Cisco Systems Inc.'s quarterly performances and forecasts are widely regarded as a way to assess the state of the technology industry.

That's because the San Jose, Calif., company cuts a broad swath while selling its routers, switches, software and services to corporate customers and government agencies around the world. In addition, Cisco's fiscal quarters end a month later than most other major technology companies, giving it additional time to assess economic conditions.

Cisco CEO John Chambers, who is respected by investors for being able to predict economic trends, said what he is hearing and seeing from customers is giving him a sense of "cautious optimism."

"We are starting to see a slow, steady upturn in terms of (the sales) pipeline," Chambers told analysts during a Wednesday conference call.

Even most of Europe's troubled economy appears to be recovering, Chambers said, though he expects the southern part of the continent to remain in terrible shape for an extended period. Demand in China is still weak, with product orders from that country declining 4 percent from the previous year. But Chambers is confident that market is going to recover quickly.

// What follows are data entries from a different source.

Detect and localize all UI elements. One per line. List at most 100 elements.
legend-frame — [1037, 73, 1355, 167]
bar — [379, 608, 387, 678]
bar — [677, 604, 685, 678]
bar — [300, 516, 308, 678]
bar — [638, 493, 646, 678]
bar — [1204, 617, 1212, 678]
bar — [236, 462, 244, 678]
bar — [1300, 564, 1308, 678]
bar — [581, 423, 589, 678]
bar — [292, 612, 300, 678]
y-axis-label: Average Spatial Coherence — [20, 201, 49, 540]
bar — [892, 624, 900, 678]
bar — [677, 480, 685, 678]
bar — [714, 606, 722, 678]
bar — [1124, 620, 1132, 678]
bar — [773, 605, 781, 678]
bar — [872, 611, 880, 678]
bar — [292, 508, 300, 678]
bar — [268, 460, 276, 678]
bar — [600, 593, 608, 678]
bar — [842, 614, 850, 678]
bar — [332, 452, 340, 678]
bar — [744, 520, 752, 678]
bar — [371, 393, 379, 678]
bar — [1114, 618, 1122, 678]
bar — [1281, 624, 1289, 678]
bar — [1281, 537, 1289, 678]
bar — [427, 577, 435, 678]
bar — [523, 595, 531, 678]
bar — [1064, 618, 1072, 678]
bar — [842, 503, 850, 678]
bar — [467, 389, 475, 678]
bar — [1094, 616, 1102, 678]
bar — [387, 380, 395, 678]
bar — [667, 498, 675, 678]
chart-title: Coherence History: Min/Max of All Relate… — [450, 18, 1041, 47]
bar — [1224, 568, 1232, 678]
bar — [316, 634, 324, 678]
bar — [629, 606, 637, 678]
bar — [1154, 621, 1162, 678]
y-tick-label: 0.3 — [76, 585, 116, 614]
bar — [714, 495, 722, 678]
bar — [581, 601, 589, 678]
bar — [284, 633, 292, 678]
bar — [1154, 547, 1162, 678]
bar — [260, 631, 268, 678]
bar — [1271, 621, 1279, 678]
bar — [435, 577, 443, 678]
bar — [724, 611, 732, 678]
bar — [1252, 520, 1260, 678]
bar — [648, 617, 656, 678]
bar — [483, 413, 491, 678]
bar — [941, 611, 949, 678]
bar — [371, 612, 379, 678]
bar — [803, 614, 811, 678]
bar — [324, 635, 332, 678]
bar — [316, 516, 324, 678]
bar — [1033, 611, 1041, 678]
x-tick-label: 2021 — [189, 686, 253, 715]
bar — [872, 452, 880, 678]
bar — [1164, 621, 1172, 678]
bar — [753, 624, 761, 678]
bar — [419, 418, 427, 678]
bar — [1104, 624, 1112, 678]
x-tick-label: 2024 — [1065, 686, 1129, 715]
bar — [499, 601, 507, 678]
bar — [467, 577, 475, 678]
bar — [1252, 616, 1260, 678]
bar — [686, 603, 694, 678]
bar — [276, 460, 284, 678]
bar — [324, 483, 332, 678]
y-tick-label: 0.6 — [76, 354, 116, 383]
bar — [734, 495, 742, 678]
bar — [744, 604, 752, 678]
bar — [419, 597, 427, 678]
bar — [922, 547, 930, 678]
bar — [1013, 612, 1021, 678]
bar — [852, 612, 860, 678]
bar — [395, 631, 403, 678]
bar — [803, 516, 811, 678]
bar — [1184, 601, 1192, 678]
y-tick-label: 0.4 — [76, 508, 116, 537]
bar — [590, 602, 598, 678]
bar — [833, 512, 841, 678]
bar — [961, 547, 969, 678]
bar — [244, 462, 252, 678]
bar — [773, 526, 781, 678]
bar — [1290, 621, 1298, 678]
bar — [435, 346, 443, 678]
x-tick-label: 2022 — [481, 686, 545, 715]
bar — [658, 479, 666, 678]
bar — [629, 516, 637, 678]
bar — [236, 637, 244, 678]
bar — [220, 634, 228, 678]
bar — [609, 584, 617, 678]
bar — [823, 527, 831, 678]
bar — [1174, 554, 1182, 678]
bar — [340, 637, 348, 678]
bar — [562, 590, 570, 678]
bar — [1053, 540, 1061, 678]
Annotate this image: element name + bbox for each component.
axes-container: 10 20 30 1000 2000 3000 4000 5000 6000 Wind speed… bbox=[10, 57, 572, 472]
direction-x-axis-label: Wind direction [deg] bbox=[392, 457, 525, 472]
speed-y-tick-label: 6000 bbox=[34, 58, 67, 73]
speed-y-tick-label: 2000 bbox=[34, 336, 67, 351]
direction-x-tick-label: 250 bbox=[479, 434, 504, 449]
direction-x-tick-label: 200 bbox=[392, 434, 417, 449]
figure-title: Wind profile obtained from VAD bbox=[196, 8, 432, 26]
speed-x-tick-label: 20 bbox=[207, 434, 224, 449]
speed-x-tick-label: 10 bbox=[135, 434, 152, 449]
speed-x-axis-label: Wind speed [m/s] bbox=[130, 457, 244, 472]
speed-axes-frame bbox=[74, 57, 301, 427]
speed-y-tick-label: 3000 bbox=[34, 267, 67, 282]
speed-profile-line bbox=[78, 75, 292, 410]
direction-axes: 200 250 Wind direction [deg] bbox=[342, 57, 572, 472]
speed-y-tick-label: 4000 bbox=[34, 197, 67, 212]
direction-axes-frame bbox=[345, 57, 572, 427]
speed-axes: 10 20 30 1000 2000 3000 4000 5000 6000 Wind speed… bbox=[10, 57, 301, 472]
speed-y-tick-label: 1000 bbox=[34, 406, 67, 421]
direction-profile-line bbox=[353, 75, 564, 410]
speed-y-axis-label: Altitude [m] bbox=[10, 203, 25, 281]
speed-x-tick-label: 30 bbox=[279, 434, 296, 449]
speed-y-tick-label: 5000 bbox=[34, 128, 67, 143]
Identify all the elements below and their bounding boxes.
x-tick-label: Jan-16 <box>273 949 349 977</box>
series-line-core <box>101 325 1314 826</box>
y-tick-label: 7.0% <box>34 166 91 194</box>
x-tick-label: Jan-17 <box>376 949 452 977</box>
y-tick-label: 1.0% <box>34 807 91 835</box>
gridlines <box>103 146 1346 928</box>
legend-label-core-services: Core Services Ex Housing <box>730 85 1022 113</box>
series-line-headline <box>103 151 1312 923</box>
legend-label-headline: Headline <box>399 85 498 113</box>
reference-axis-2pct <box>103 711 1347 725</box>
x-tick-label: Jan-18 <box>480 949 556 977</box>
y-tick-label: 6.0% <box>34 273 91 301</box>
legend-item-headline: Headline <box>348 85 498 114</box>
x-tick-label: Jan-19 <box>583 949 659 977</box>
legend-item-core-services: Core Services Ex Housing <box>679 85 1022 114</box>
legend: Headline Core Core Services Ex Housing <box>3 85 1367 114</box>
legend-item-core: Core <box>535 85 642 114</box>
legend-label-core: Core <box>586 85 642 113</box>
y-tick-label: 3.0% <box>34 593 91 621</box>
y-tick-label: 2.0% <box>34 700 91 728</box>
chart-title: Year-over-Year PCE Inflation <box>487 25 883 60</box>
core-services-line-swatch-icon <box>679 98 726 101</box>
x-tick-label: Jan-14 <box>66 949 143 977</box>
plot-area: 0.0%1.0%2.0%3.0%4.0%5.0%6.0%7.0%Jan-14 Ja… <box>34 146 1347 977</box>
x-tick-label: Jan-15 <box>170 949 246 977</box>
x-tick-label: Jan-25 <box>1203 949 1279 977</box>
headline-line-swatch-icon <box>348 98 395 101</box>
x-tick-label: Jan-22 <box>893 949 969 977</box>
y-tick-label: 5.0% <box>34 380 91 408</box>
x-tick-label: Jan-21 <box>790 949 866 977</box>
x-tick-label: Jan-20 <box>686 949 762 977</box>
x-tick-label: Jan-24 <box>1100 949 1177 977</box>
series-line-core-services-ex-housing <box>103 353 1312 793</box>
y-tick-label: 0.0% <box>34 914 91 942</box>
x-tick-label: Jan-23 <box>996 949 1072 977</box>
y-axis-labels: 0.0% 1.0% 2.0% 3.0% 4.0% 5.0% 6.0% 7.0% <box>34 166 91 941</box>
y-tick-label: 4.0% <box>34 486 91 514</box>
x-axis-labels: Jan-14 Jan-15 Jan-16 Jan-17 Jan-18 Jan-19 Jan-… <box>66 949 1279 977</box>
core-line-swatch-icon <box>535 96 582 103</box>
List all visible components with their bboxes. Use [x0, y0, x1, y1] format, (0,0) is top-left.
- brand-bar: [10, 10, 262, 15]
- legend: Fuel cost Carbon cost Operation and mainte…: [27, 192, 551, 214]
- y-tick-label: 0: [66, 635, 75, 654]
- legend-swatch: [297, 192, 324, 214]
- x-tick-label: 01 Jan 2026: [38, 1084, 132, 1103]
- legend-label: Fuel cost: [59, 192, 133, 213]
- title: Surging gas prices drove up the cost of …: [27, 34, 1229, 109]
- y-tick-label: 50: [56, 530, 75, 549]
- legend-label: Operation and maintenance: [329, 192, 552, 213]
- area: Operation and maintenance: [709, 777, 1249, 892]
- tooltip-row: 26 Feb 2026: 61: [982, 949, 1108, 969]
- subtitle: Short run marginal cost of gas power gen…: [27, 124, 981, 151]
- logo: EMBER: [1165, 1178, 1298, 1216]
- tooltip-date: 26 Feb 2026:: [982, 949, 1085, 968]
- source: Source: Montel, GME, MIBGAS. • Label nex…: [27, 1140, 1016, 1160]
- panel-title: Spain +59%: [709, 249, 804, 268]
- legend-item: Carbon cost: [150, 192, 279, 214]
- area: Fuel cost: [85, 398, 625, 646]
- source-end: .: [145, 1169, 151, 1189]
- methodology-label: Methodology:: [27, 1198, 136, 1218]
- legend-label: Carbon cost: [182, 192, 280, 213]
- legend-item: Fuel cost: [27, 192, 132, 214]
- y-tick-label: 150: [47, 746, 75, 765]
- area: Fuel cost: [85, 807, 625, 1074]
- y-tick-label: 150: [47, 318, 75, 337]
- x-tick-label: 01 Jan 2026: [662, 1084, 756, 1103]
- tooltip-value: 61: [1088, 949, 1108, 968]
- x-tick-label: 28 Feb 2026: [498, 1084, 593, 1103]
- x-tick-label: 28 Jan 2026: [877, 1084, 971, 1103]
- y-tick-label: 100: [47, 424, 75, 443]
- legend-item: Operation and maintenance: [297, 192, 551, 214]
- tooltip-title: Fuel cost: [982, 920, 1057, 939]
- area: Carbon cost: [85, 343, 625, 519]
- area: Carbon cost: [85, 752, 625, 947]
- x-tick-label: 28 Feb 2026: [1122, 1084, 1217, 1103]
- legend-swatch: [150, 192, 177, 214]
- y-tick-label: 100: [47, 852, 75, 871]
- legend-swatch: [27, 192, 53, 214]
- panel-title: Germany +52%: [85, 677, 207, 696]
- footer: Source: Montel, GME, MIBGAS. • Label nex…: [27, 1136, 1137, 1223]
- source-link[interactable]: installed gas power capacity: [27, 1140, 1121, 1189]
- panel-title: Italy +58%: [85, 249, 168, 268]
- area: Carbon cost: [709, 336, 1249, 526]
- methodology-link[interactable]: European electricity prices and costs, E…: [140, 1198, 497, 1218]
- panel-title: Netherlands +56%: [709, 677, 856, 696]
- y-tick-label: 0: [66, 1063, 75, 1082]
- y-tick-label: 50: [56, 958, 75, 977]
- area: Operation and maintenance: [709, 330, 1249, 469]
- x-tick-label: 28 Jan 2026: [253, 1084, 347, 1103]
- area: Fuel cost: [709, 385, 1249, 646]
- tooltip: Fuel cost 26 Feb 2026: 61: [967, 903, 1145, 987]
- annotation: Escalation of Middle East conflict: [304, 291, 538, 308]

The unwieldy government deficits in the U.S. and Europe loom as Chambers' biggest worry. "I do believe governments have the potential to trip us up here," he said.

Reflecting the murky outlook, Cisco sought to ensure that the financial bar for its current quarter, which ends in April, remains relatively low.

Management projected revenue will increase 4 percent to 6 percent from last year, assuming a deal to sell its home-networking business closes on schedule next month. Cisco is selling that business, including the Linksys brand, to Belkin, a maker of smartphone cases and computing accessories.